We rounded off the afternoon with a drink or two at the Bree Louise, which is conveniently located very close to Euston, and is more or less the unofficial headquarters for CAMRA in central London - somewhat fitting as Dad was one of the founding members back in the 70s. I could see his heart gladdened by witnessing a real ale pub like this thriving three-and-a-bit decades on, absolutely packed to the gills on a Tuesday, albeit that I think he would quite have liked somewhere to sit down! A particular hit here was the Orchard Pig cider which had a wonderful sharp and intense quality that strongly reminded me of blue cheese - particularly stilton.
After that we walked to Euston and I waved Dad off. It had been a very enjoyable afternoon.
- Udon at Koya
- [Monday 31st January 2011]
Chie really wanted to eat udon tonight, so after a bit of procrastination we decided to go to Koya in Soho. Chie had been before, it was my first time.

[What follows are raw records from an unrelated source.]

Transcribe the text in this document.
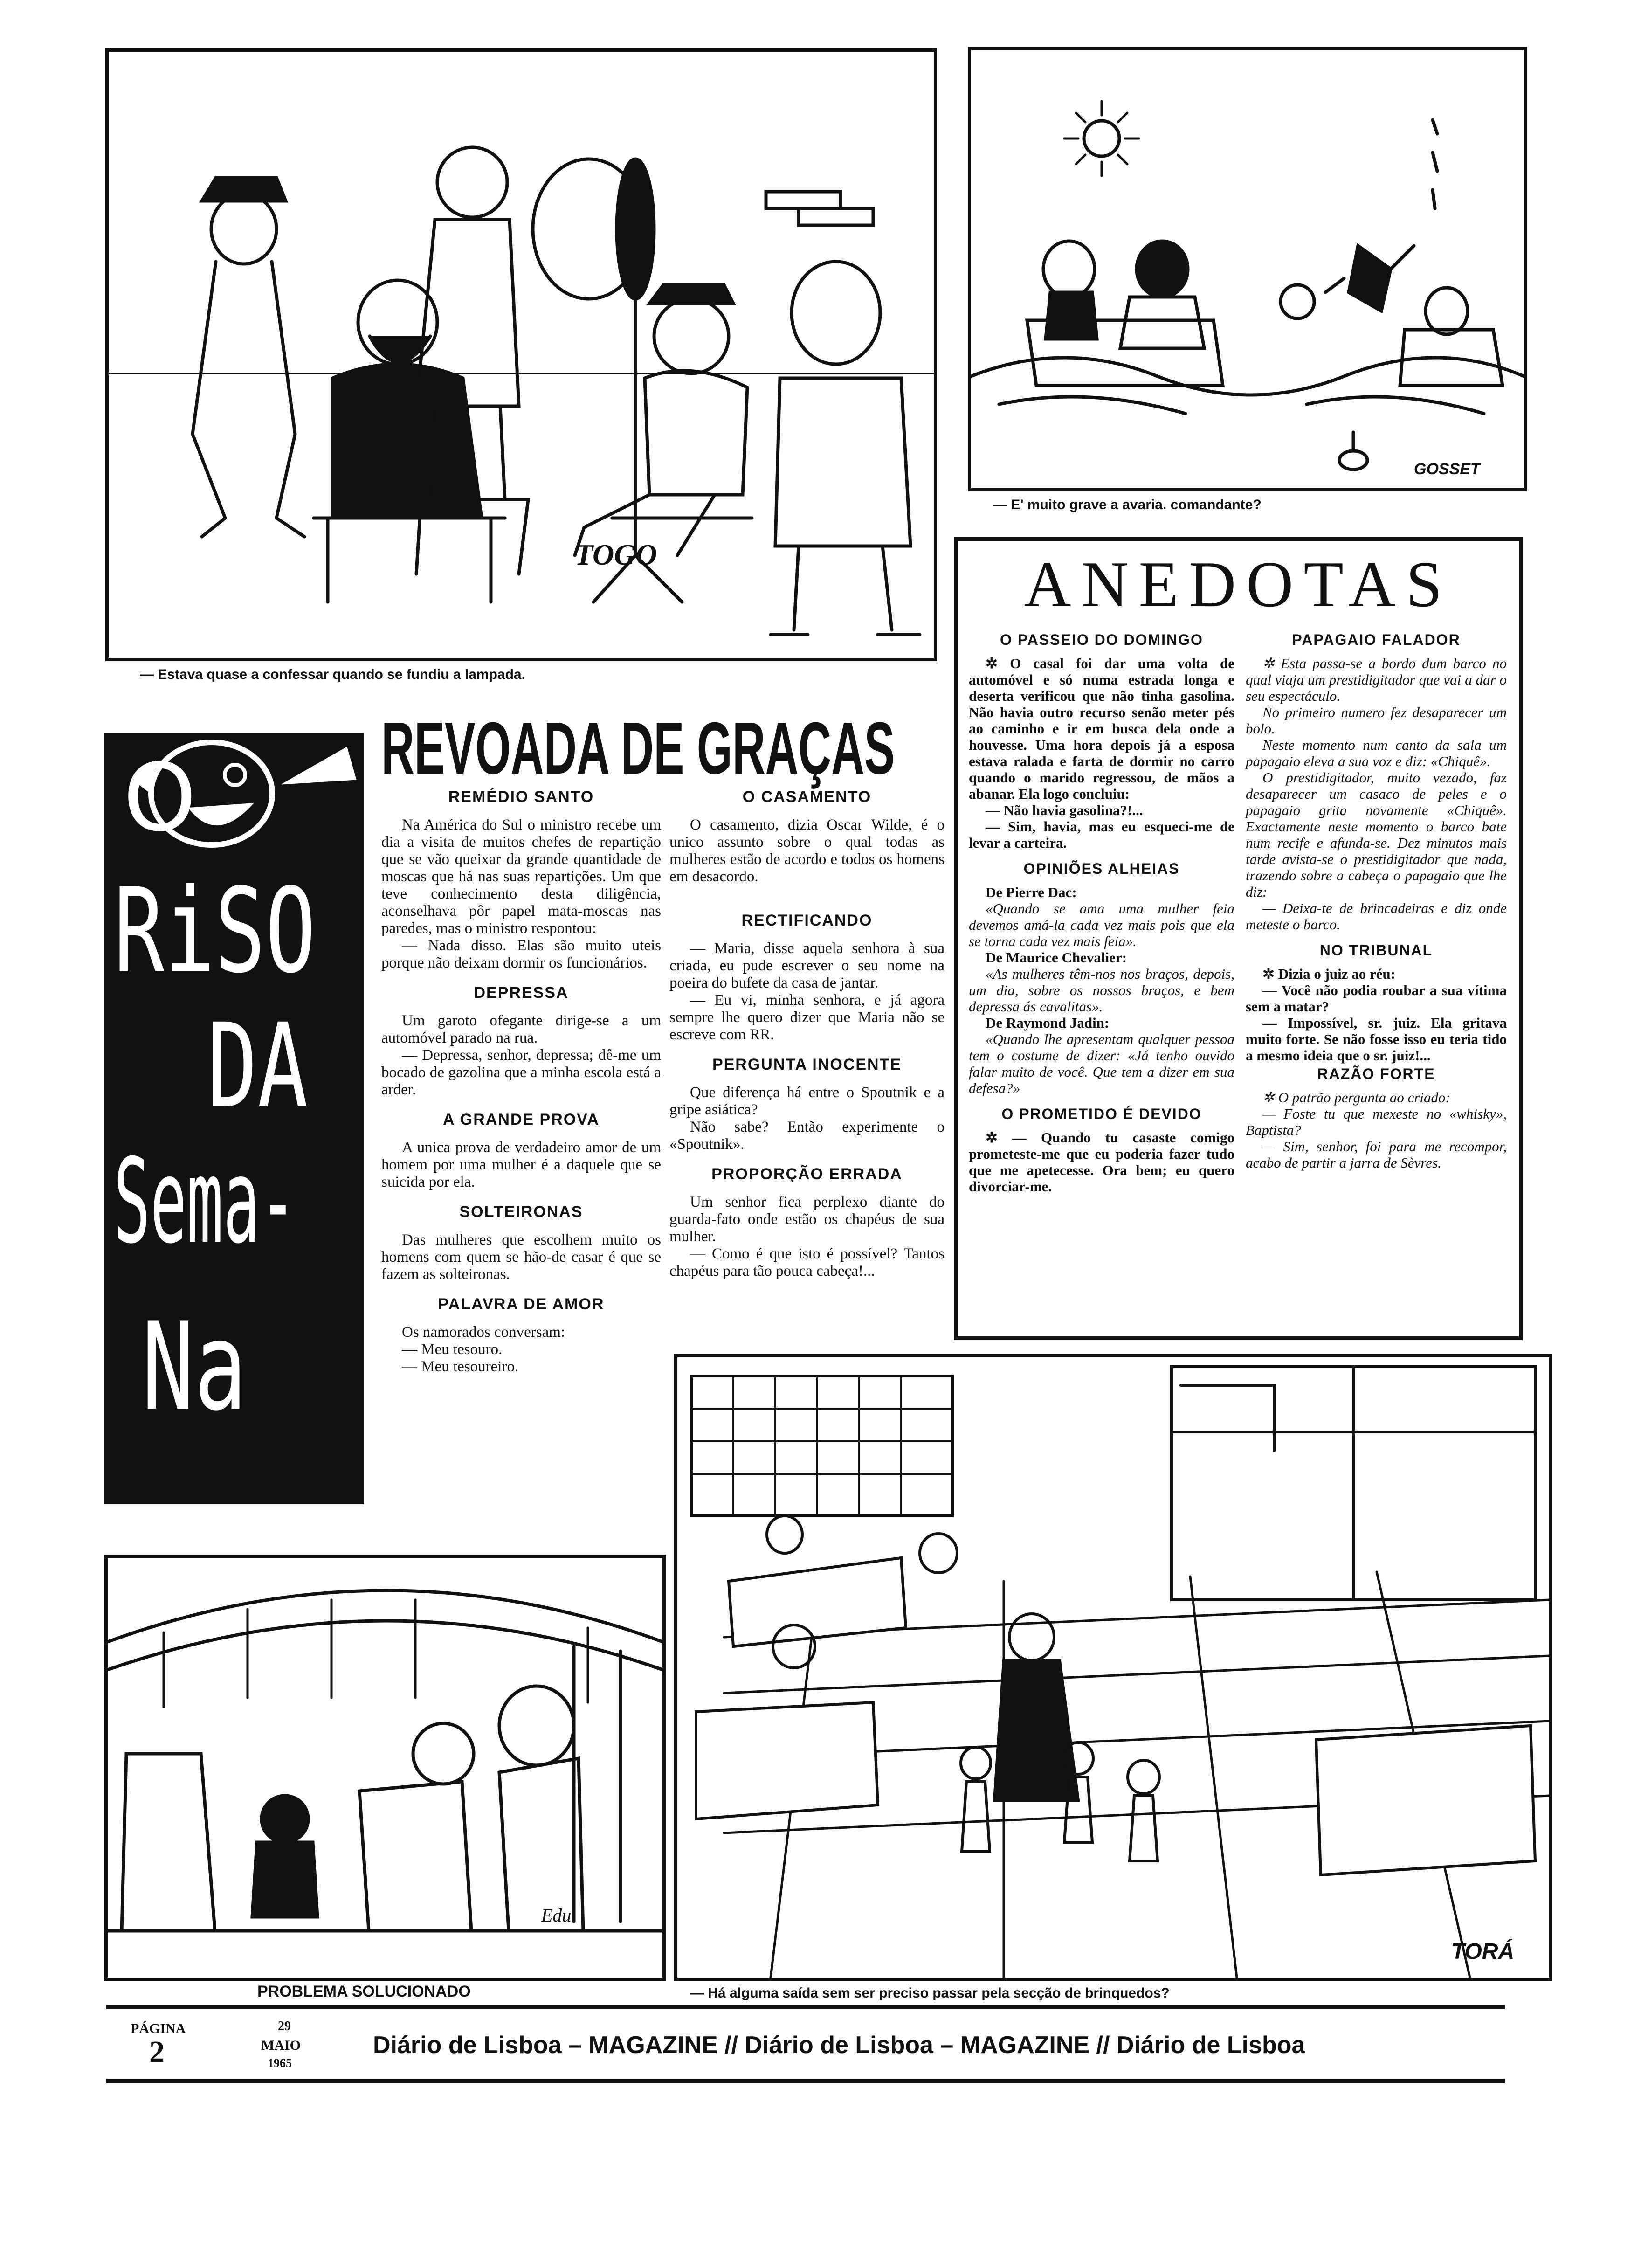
TOGO
— Estava quase a confessar quando se fundiu a lampada.
GOSSET
— E' muito grave a avaria. comandante?
ANEDOTAS
O PASSEIO DO DOMINGO

✲ O casal foi dar uma volta de automóvel e só numa estrada longa e deserta verificou que não tinha gasolina. Não havia outro recurso senão meter pés ao caminho e ir em busca dela onde a houvesse. Uma hora depois já a esposa estava ralada e farta de dormir no carro quando o marido regressou, de mãos a abanar. Ela logo concluiu:

— Não havia gasolina?!...

— Sim, havia, mas eu esqueci-me de levar a carteira.

OPINIÕES ALHEIAS

De Pierre Dac:

«Quando se ama uma mulher feia devemos amá-la cada vez mais pois que ela se torna cada vez mais feia».

De Maurice Chevalier:

«As mulheres têm-nos nos braços, depois, um dia, sobre os nossos braços, e bem depressa ás cavalitas».

De Raymond Jadin:

«Quando lhe apresentam qualquer pessoa tem o costume de dizer: «Já tenho ouvido falar muito de você. Que tem a dizer em sua defesa?»

O PROMETIDO É DEVIDO

✲ — Quando tu casaste comigo prometeste-me que eu poderia fazer tudo que me apetecesse. Ora bem; eu quero divorciar-me.

PAPAGAIO FALADOR

✲ Esta passa-se a bordo dum barco no qual viaja um prestidigitador que vai a dar o seu espectáculo.

No primeiro numero fez desaparecer um bolo.

Neste momento num canto da sala um papagaio eleva a sua voz e diz: «Chiquê».

O prestidigitador, muito vezado, faz desaparecer um casaco de peles e o papagaio grita novamente «Chiquê». Exactamente neste momento o barco bate num recife e afunda-se. Dez minutos mais tarde avista-se o prestidigitador que nada, trazendo sobre a cabeça o papagaio que lhe diz:

— Deixa-te de brincadeiras e diz onde meteste o barco.

NO TRIBUNAL

✲ Dizia o juiz ao réu:

— Você não podia roubar a sua vítima sem a matar?

— Impossível, sr. juiz. Ela gritava muito forte. Se não fosse isso eu teria tido a mesmo ideia que o sr. juiz!...

RAZÃO FORTE

✲ O patrão pergunta ao criado:

— Foste tu que mexeste no «whisky», Baptista?

— Sim, senhor, foi para me recompor, acabo de partir a jarra de Sèvres.

O
RiSO
DA
Sema-
Na
REVOADA DE GRAÇAS
REMÉDIO SANTO

Na América do Sul o ministro recebe um dia a visita de muitos chefes de repartição que se vão queixar da grande quantidade de moscas que há nas suas repartições. Um que teve conhecimento desta diligência, aconselhava pôr papel mata-moscas nas paredes, mas o ministro respontou:

— Nada disso. Elas são muito uteis porque não deixam dormir os funcionários.

DEPRESSA

Um garoto ofegante dirige-se a um automóvel parado na rua.

— Depressa, senhor, depressa; dê-me um bocado de gazolina que a minha escola está a arder.

A GRANDE PROVA

A unica prova de verdadeiro amor de um homem por uma mulher é a daquele que se suicida por ela.

SOLTEIRONAS

Das mulheres que escolhem muito os homens com quem se hão-de casar é que se fazem as solteironas.

PALAVRA DE AMOR

Os namorados conversam:

— Meu tesouro.

— Meu tesoureiro.

O CASAMENTO

O casamento, dizia Oscar Wilde, é o unico assunto sobre o qual todas as mulheres estão de acordo e todos os homens em desacordo.

RECTIFICANDO

— Maria, disse aquela senhora à sua criada, eu pude escrever o seu nome na poeira do bufete da casa de jantar.

— Eu vi, minha senhora, e já agora sempre lhe quero dizer que Maria não se escreve com RR.

PERGUNTA INOCENTE

Que diferença há entre o Spoutnik e a gripe asiática?

Não sabe? Então experimente o «Spoutnik».

PROPORÇÃO ERRADA

Um senhor fica perplexo diante do guarda-fato onde estão os chapéus de sua mulher.

— Como é que isto é possível? Tantos chapéus para tão pouca cabeça!...

Edu
PROBLEMA SOLUCIONADO
TORÁ
— Há alguma saída sem ser preciso passar pela secção de brinquedos?
PÁGINA
2
29
MAIO
1965
Diário de Lisboa – MAGAZINE // Diário de Lisboa – MAGAZINE // Diário de Lisboa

I had the "kinoko atsu atsu" - the udon with mushrooms. Here atsu atsu means both the udon (the thick noodles) and the soup are hot - apparently the preferred ordering style for non Japanese people. Japanese people, I'm told, are more likely to order hiya atsu where the udon are served separately, cold, with a hot soup on the side. This is what Chie went for, and her dish also came with a selection of tempura. Mine came with a little dish of kurumi miso (miso paste with walnuts) to add in to taste. All very nice - if anything this was better than going to an udon place in Japan for me, as it would be nigh on impossible to find a vegetarian version there (the stock in particularly being the sticking point as always).